Then again, I fail to see how any Christian bibliophile could not enjoy a book about books.
In this work Spurgeon gives brief evaluations on commentaries on the whole Bible and specific parts of it. These commentaries are of varying shades of opinion and it is fascinating to get Spurgeon's take on the great expository works of the ages.
The sad part of the book is reading Spurgeon's harsh comments about J.N. Darby and 'Darbyism.' Spurgeon recommends some of CH Mackintosh's commentaries on the Pentateuch, and a few other Brethren works, but expresses his contempt for 'Darbyism.'
Spurgeon inluded in his catalogue two works by Darby, 'Practical Reflections on the Psalms' and Studies in the Book of Daniel'. Sadly, he did not include Darby's greatest and most readable (just about) work, the 'Synopsis of the Books of the Bible'. Spurgeon made one memorable comment on Darby:
If the author would write in plain English, his readers would probably discover that there is nothing very valuable in his remarks.

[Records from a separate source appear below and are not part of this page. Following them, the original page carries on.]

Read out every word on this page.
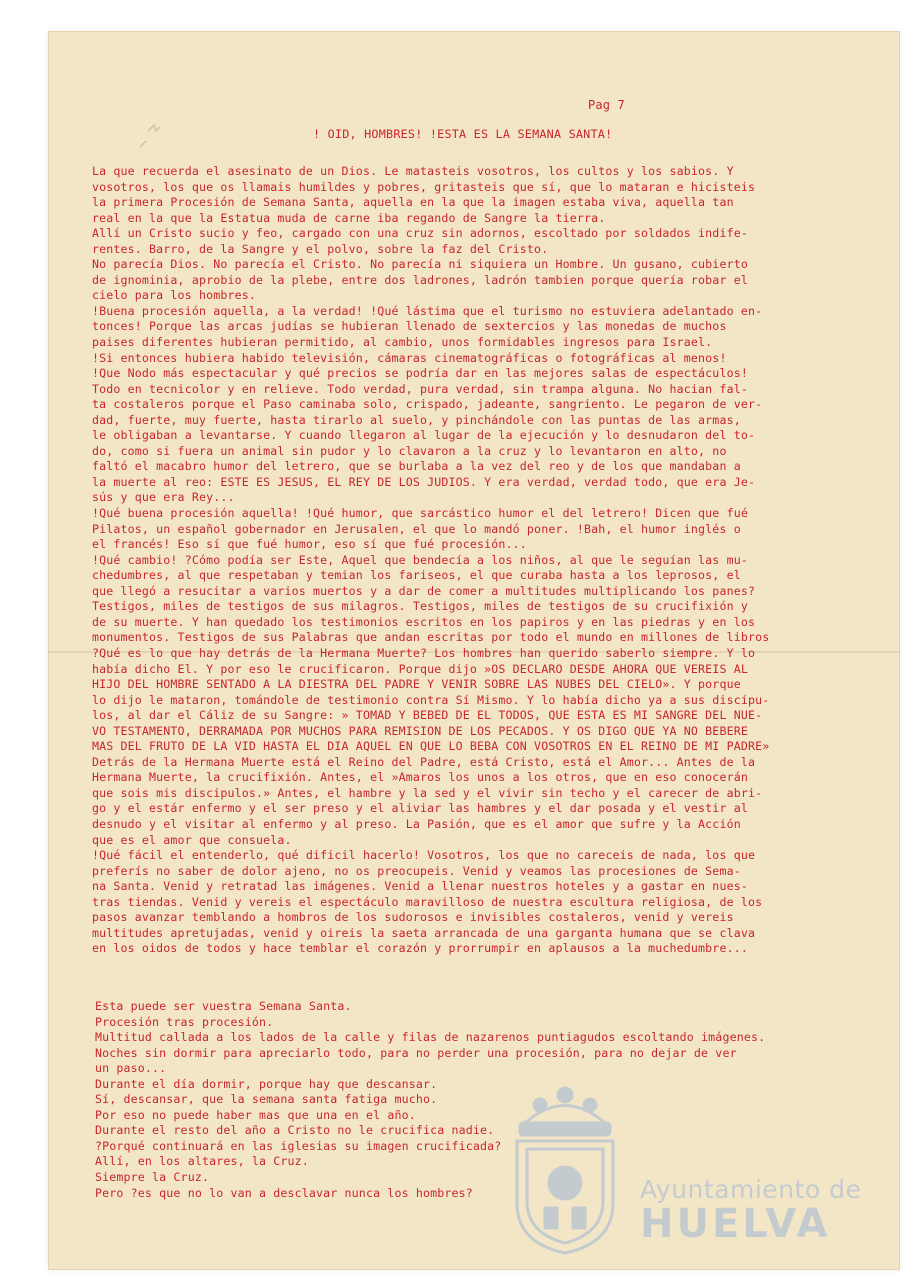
Pag 7
! OID, HOMBRES! !ESTA ES LA SEMANA SANTA!
La que recuerda el asesinato de un Dios. Le matasteis vosotros, los cultos y los sabios. Y
vosotros, los que os llamais humildes y pobres, gritasteis que sí, que lo mataran e hicisteis
la primera Procesión de Semana Santa, aquella en la que la imagen estaba viva, aquella tan
real en la que la Estatua muda de carne iba regando de Sangre la tierra.
Allí un Cristo sucio y feo, cargado con una cruz sin adornos, escoltado por soldados indife-
rentes. Barro, de la Sangre y el polvo, sobre la faz del Cristo.
No parecía Dios. No parecía el Cristo. No parecía ni siquiera un Hombre. Un gusano, cubierto
de ignominia, aprobio de la plebe, entre dos ladrones, ladrón tambien porque quería robar el
cielo para los hombres.
!Buena procesión aquella, a la verdad! !Qué lástima que el turismo no estuviera adelantado en-
tonces! Porque las arcas judías se hubieran llenado de sextercios y las monedas de muchos
paises diferentes hubieran permitido, al cambio, unos formidables ingresos para Israel.
!Si entonces hubiera habido televisión, cámaras cinematográficas o fotográficas al menos!
!Que Nodo más espectacular y qué precios se podría dar en las mejores salas de espectáculos!
Todo en tecnicolor y en relieve. Todo verdad, pura verdad, sin trampa alguna. No hacian fal-
ta costaleros porque el Paso caminaba solo, crispado, jadeante, sangriento. Le pegaron de ver-
dad, fuerte, muy fuerte, hasta tirarlo al suelo, y pinchándole con las puntas de las armas,
le obligaban a levantarse. Y cuando llegaron al lugar de la ejecución y lo desnudaron del to-
do, como si fuera un animal sin pudor y lo clavaron a la cruz y lo levantaron en alto, no
faltó el macabro humor del letrero, que se burlaba a la vez del reo y de los que mandaban a
la muerte al reo: ESTE ES JESUS, EL REY DE LOS JUDIOS. Y era verdad, verdad todo, que era Je-
sús y que era Rey...
!Qué buena procesión aquella! !Qué humor, que sarcástico humor el del letrero! Dicen que fué
Pilatos, un español gobernador en Jerusalen, el que lo mandó poner. !Bah, el humor inglés o
el francés! Eso sí que fué humor, eso sí que fué procesión...
!Qué cambio! ?Cómo podía ser Este, Aquel que bendecía a los niños, al que le seguían las mu-
chedumbres, al que respetaban y temian los fariseos, el que curaba hasta a los leprosos, el
que llegó a resucitar a varios muertos y a dar de comer a multitudes multiplicando los panes?
Testigos, miles de testigos de sus milagros. Testigos, miles de testigos de su crucifixión y
de su muerte. Y han quedado los testimonios escritos en los papiros y en las piedras y en los
monumentos. Testigos de sus Palabras que andan escritas por todo el mundo en millones de libros
?Qué es lo que hay detrás de la Hermana Muerte? Los hombres han querido saberlo siempre. Y lo
había dicho El. Y por eso le crucificaron. Porque dijo »OS DECLARO DESDE AHORA QUE VEREIS AL
HIJO DEL HOMBRE SENTADO A LA DIESTRA DEL PADRE Y VENIR SOBRE LAS NUBES DEL CIELO». Y porque
lo dijo le mataron, tomándole de testimonio contra Sí Mismo. Y lo había dicho ya a sus discípu-
los, al dar el Cáliz de su Sangre: » TOMAD Y BEBED DE EL TODOS, QUE ESTA ES MI SANGRE DEL NUE-
VO TESTAMENTO, DERRAMADA POR MUCHOS PARA REMISION DE LOS PECADOS. Y OS DIGO QUE YA NO BEBERE
MAS DEL FRUTO DE LA VID HASTA EL DIA AQUEL EN QUE LO BEBA CON VOSOTROS EN EL REINO DE MI PADRE»
Detrás de la Hermana Muerte está el Reino del Padre, está Cristo, está el Amor... Antes de la
Hermana Muerte, la crucifixión. Antes, el »Amaros los unos a los otros, que en eso conocerán
que sois mis discipulos.» Antes, el hambre y la sed y el vivir sin techo y el carecer de abri-
go y el estár enfermo y el ser preso y el aliviar las hambres y el dar posada y el vestir al
desnudo y el visitar al enfermo y al preso. La Pasión, que es el amor que sufre y la Acción
que es el amor que consuela.
!Qué fácil el entenderlo, qué dificil hacerlo! Vosotros, los que no careceis de nada, los que
preferís no saber de dolor ajeno, no os preocupeis. Venid y veamos las procesiones de Sema-
na Santa. Venid y retratad las imágenes. Venid a llenar nuestros hoteles y a gastar en nues-
tras tiendas. Venid y vereis el espectáculo maravilloso de nuestra escultura religiosa, de los
pasos avanzar temblando a hombros de los sudorosos e invisibles costaleros, venid y vereis
multitudes apretujadas, venid y oireis la saeta arrancada de una garganta humana que se clava
en los oidos de todos y hace temblar el corazón y prorrumpir en aplausos a la muchedumbre...
Esta puede ser vuestra Semana Santa.
Procesión tras procesión.
Multitud callada a los lados de la calle y filas de nazarenos puntiagudos escoltando imágenes.
Noches sin dormir para apreciarlo todo, para no perder una procesión, para no dejar de ver
un paso...
Durante el día dormir, porque hay que descansar.
Sí, descansar, que la semana santa fatiga mucho.
Por eso no puede haber mas que una en el año.
Durante el resto del año a Cristo no le crucifica nadie.
?Porqué continuará en las iglesias su imagen crucificada?
Allí, en los altares, la Cruz.
Siempre la Cruz.
Pero ?es que no lo van a desclavar nunca los hombres?	Ayuntamiento de
HUELVA
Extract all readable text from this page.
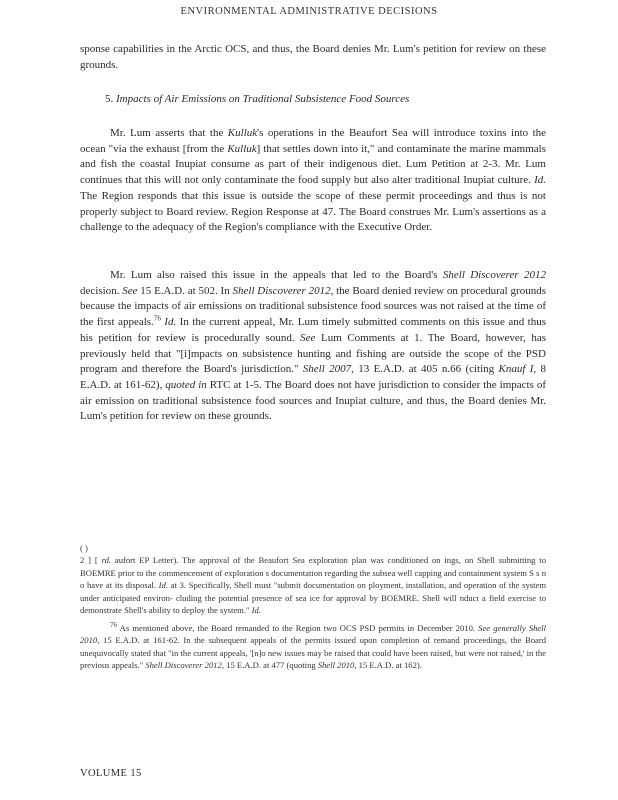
ENVIRONMENTAL ADMINISTRATIVE DECISIONS
sponse capabilities in the Arctic OCS, and thus, the Board denies Mr. Lum's petition for review on these grounds.
5. Impacts of Air Emissions on Traditional Subsistence Food Sources
Mr. Lum asserts that the Kulluk's operations in the Beaufort Sea will introduce toxins into the ocean "via the exhaust [from the Kulluk] that settles down into it," and contaminate the marine mammals and fish the coastal Inupiat consume as part of their indigenous diet. Lum Petition at 2-3. Mr. Lum continues that this will not only contaminate the food supply but also alter traditional Inupiat culture. Id. The Region responds that this issue is outside the scope of these permit proceedings and thus is not properly subject to Board review. Region Response at 47. The Board construes Mr. Lum's assertions as a challenge to the adequacy of the Region's compliance with the Executive Order.
Mr. Lum also raised this issue in the appeals that led to the Board's Shell Discoverer 2012 decision. See 15 E.A.D. at 502. In Shell Discoverer 2012, the Board denied review on procedural grounds because the impacts of air emissions on traditional subsistence food sources was not raised at the time of the first appeals.$^{76}$ Id. In the current appeal, Mr. Lum timely submitted comments on this issue and thus his petition for review is procedurally sound. See Lum Comments at 1. The Board, however, has previously held that "[i]mpacts on subsistence hunting and fishing are outside the scope of the PSD program and therefore the Board's jurisdiction." Shell 2007, 13 E.A.D. at 405 n.66 (citing Knauf I, 8 E.A.D. at 161-62), quoted in RTC at 1-5. The Board does not have jurisdiction to consider the impacts of air emission on traditional subsistence food sources and Inupiat culture, and thus, the Board denies Mr. Lum's petition for review on these grounds.
( )
2 ] [ rd. aufort EP Letter). The approval of the Beaufort Sea exploration plan was conditioned on ings, on Shell submitting to BOEMRE prior to the commencement of exploration s documentation regarding the subsea well capping and containment system S s n o have at its disposal. Id. at 3. Specifically, Shell must "submit documentation on ployment, installation, and operation of the system under anticipated environ- cluding the potential presence of sea ice for approval by BOEMRE. Shell will nduct a field exercise to demonstrate Shell's ability to deploy the system." Id.
$^{76}$ As mentioned above, the Board remanded to the Region two OCS PSD permits in December 2010. See generally Shell 2010, 15 E.A.D. at 161-62. In the subsequent appeals of the permits issued upon completion of remand proceedings, the Board unequivocally stated that "in the current appeals, '[n]o new issues may be raised that could have been raised, but were not raised,' in the previous appeals." Shell Discoverer 2012, 15 E.A.D. at 477 (quoting Shell 2010, 15 E.A.D. at 162).
VOLUME 15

It is true that Darby's prose was absolutely appalling, but it is unfortunate that Spurgeon was unwilling to look beyond his opaque style.
Significantly, it must be said that there is none of the dogamtic amillennialism (or rather anti-millennialism) in this book that one finds in many Reformed circles today. Spurgeon gave very positive recommendations to such Premillennial works as Tregelles 'Daniel the Prophet' and B.W. Newton's 'Thoughts on the Apocalypse'.